Pernyataan tersebut disampaikan Bahlil dalam acara Halal Bihalal Partai Golkar pada Rabu (16/4/2025).
Reshuffle Partai Golkar: Mirip Kabinet Presiden
Bahlil menyamakan reshuffle kepengurusan Golkar dengan pergantian kabinet presiden.
Menurutnya, pergantian pengurus tak perlu menunggu hingga satu atau dua tahun kepengurusan.
Alasan Perombakan
Bahlil menekankan pentingnya prioritas dan rasa adil di internal partai.
Ia juga menyoroti pentingnya kontribusi pengurus dalam memajukan Partai Golkar.
Kritikan Terhadap Pengurus yang Tidak Fokus
Bahlil secara spesifik mengkritik ketidakhadiran Ketua Komisi XI DPR, Mukhamad Misbakhun, dalam acara tersebut.
Bahlil menyatakan Partai Golkar membutuhkan pemikir ekonomi yang fokus, bukan yang sibuk dengan urusan lain.
Kesempatan Terbuka bagi Semua Kader
Bahlil menegaskan bahwa jabatan di Partai Golkar bukanlah warisan.
Ia membuka ruang kompetisi yang seluas-luasnya bagi seluruh kader untuk berkontribusi.
Strategi Arus Bawah dan Perombakan Internal
Bahlil memahami pentingnya strategi arus bawah dalam Partai Golkar.
Ia kembali menegaskan akan adanya reshuffle internal untuk memaksimalkan kinerja partai.
Partisipasi Aktif dan Rasa Memiliki
Bahlil menekankan pentingnya rasa memiliki dan tanggung jawab bagi seluruh kader.

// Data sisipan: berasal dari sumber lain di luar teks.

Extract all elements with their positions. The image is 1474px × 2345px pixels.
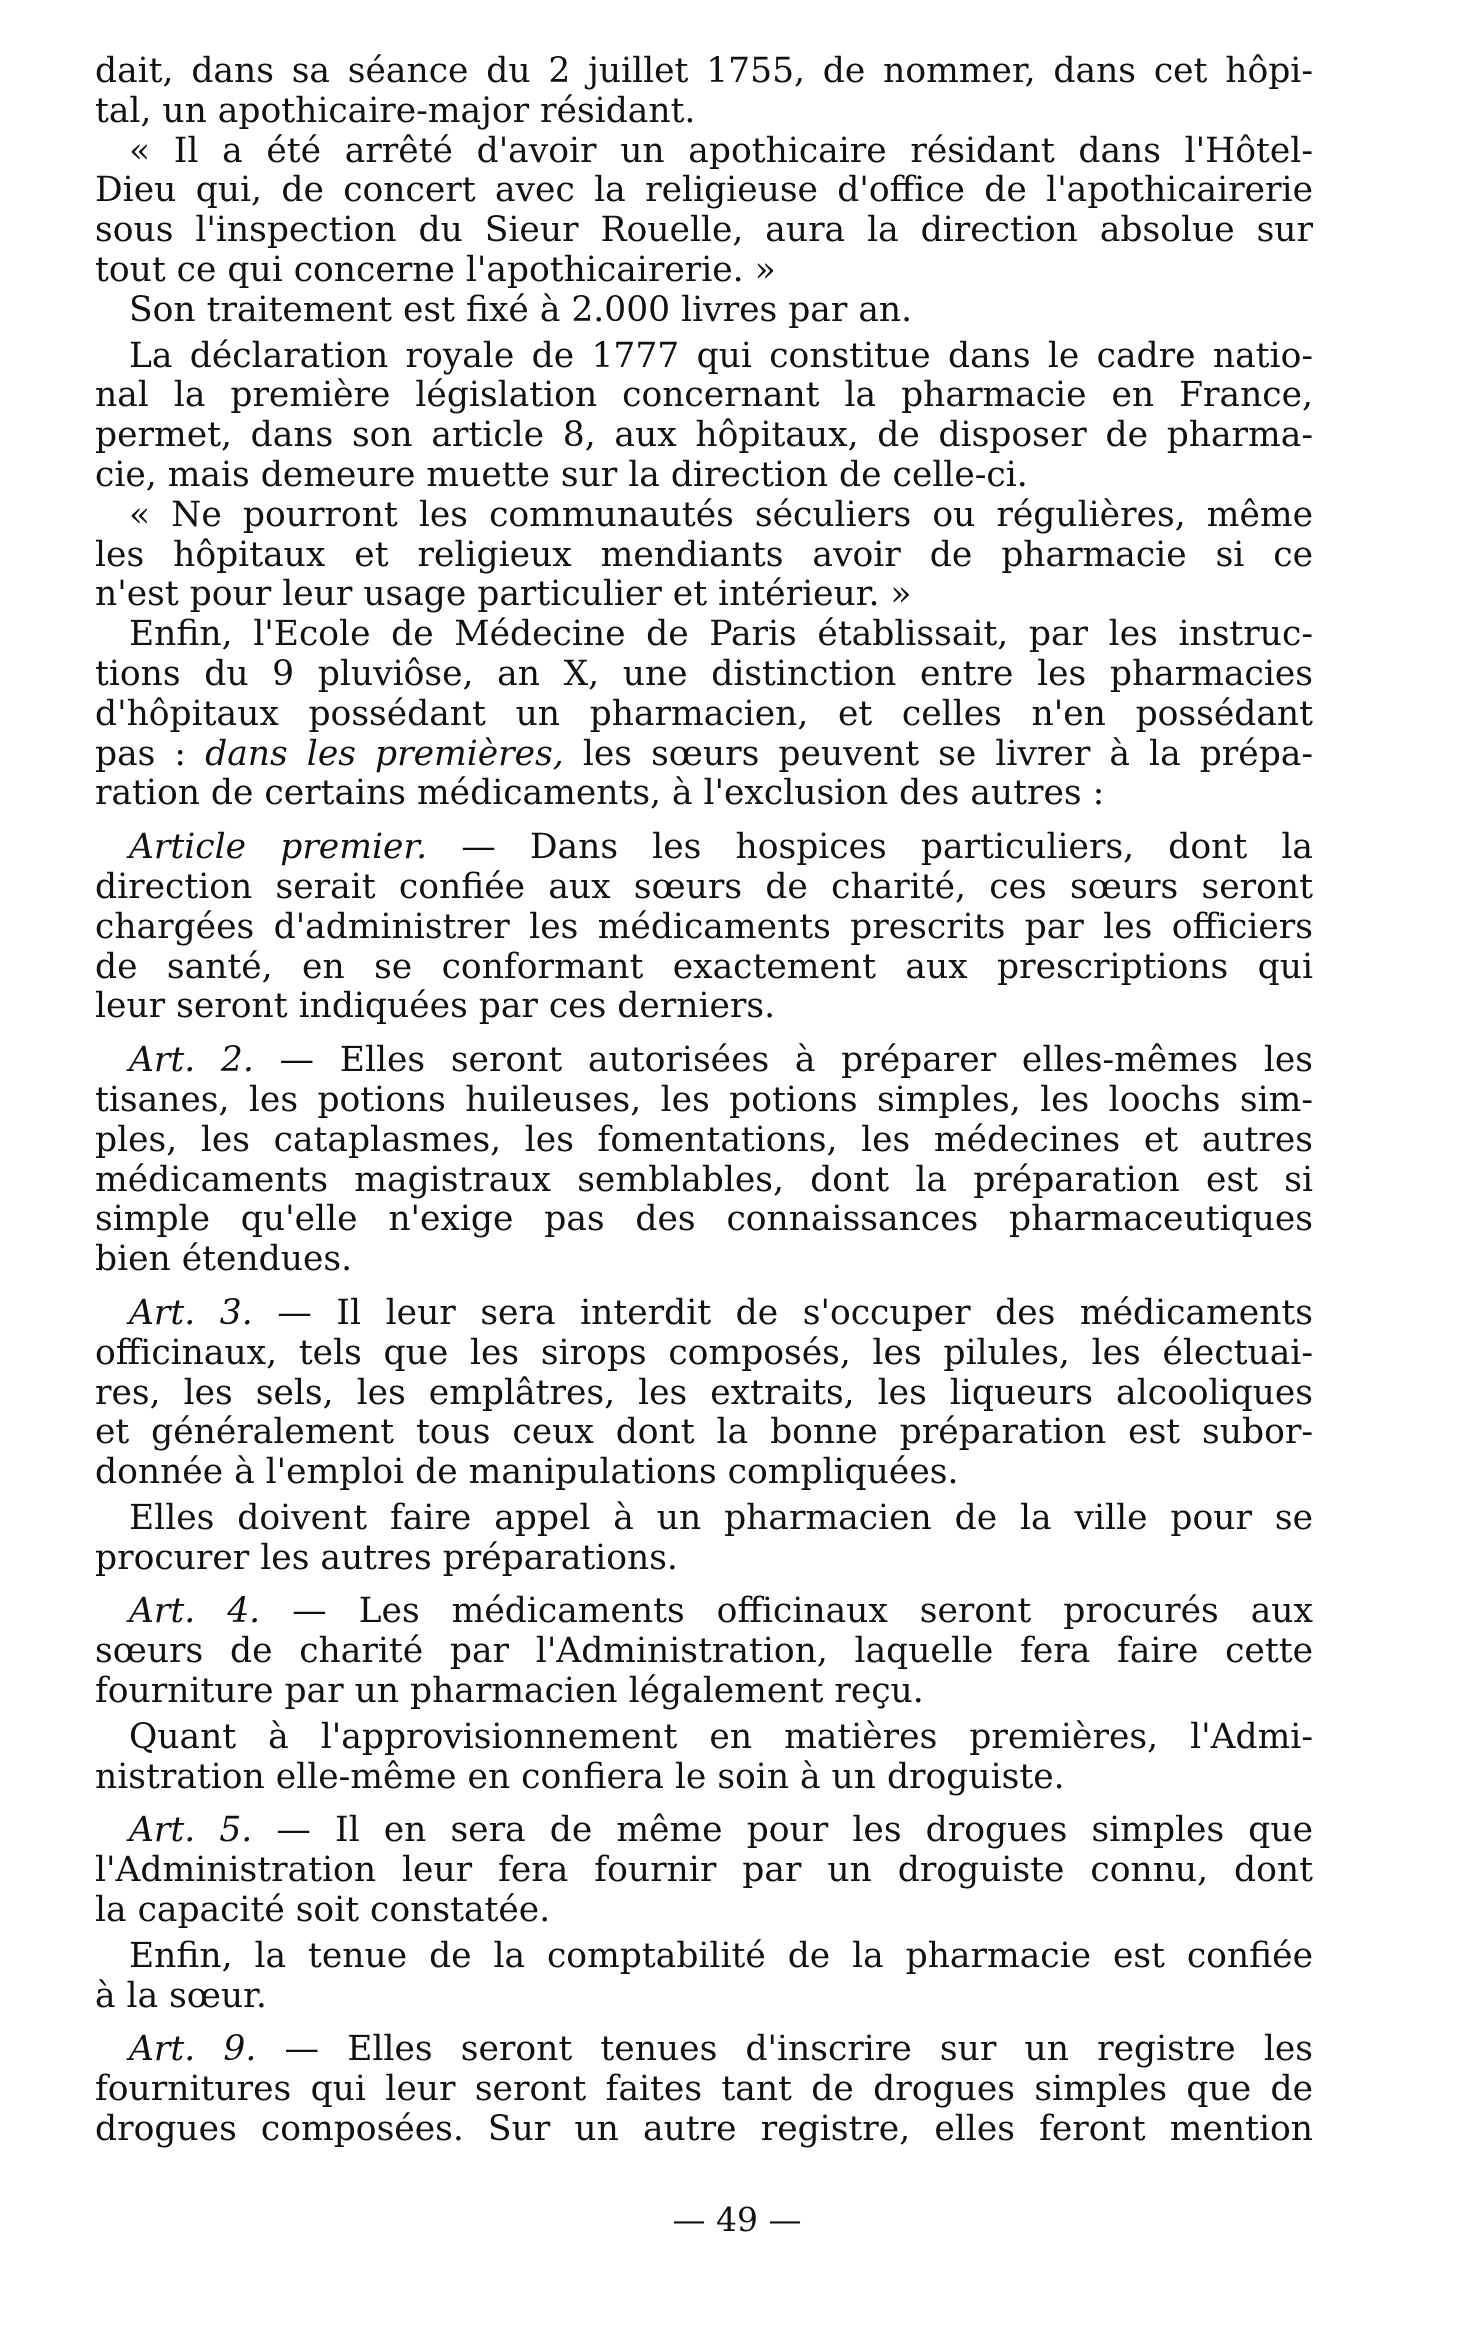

Dengan perombakan ini, diharapkan akan tercipta rasa memiliki dan tanggung jawab yang lebih besar dari seluruh kader.
Perombakan internal Partai Golkar yang disamakan dengan reshuffle kabinet ini diharapkan dapat meningkatkan kinerja dan daya saing partai di kancah politik nasional. Langkah ini juga menunjukkan komitmen Bahlil untuk menciptakan kepengurusan yang lebih efektif dan responsif terhadap kebutuhan partai dan rakyat.